Erwarten die Menschen zu viel vom Staat?

Schöneborn: Die Erwartungshaltung in diesem reichen Land ist massiv gestiegen. Viele meinen, wenn ihr Leben heute nicht mehr so ist wie gestern, müsse der Staat das gleich korrigieren. Das kann der Katastrophenschutz nicht leisten, und darüber müssen wir die Bevölkerung aufklären.

Wie kann das gelingen?

Schöneborn: Schon die Kinder sollten in den Schulen informiert werden. Der Bund bereitet das gerade vor. Natürlich können auch die für Schule zuständigen Länder das Thema aufgreifen. Über den Rundfunk könnten und sollten die Menschen für das Verhalten in Katastrophen sensibilisiert werden. Da müssen möglichst über Jahre deutliche Botschaften gestreut werden.

Sind Sie für ein Soziales Dienst-Pflichtjahr?

Schöneborn: Der Wegfall der Wehrpflicht hat anderen Akteuren im Katastrophenschutz mehr geschadet als den Feuerwehren.
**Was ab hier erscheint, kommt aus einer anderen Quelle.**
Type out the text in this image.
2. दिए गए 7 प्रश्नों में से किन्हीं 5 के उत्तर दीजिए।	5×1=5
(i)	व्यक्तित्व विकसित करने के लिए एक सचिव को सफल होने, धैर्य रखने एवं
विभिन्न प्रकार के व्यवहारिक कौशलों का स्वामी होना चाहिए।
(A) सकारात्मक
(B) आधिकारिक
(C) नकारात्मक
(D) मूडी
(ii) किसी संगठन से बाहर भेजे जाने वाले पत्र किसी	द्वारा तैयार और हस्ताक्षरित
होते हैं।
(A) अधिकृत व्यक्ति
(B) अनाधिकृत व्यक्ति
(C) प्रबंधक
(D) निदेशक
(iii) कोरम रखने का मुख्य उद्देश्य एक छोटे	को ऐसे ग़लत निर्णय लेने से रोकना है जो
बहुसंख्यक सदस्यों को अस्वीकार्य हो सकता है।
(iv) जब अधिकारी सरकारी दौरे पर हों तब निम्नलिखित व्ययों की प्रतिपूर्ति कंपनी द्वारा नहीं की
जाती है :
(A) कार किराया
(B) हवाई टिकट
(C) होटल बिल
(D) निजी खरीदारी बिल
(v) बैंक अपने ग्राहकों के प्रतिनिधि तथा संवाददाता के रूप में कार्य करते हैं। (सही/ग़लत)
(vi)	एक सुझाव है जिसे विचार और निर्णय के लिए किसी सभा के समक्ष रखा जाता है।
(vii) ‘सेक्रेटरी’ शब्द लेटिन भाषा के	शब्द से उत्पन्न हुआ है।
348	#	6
Wir haben den Vorteil der Jugendfeuerwehren. Ob eine Dienstpflicht die Einstellungen junger Menschen verändern würde, können andere besser beurteilen als ich. Ich finde aber, wir sollten über solche Zukunftsfragen tabufrei nachdenken.

Sie schlagen vor, es müsse in jeder NRW-Kommune Stäbe für außergewöhnliche Ereignisse (SAE) geben. Ist diese Botschaft angekommen?

Schöneborn: Die kreisfreien Städte haben ihre Krisenstäbe. Nicht in allen kreisangehörigen Städten und Gemeinden gibt es SAE. Leider sind diese Stäbe noch nicht verpflichtend. Die Kommunalen Spitzenverbände wissen aber, dass dieses Problem gelöst werden muss.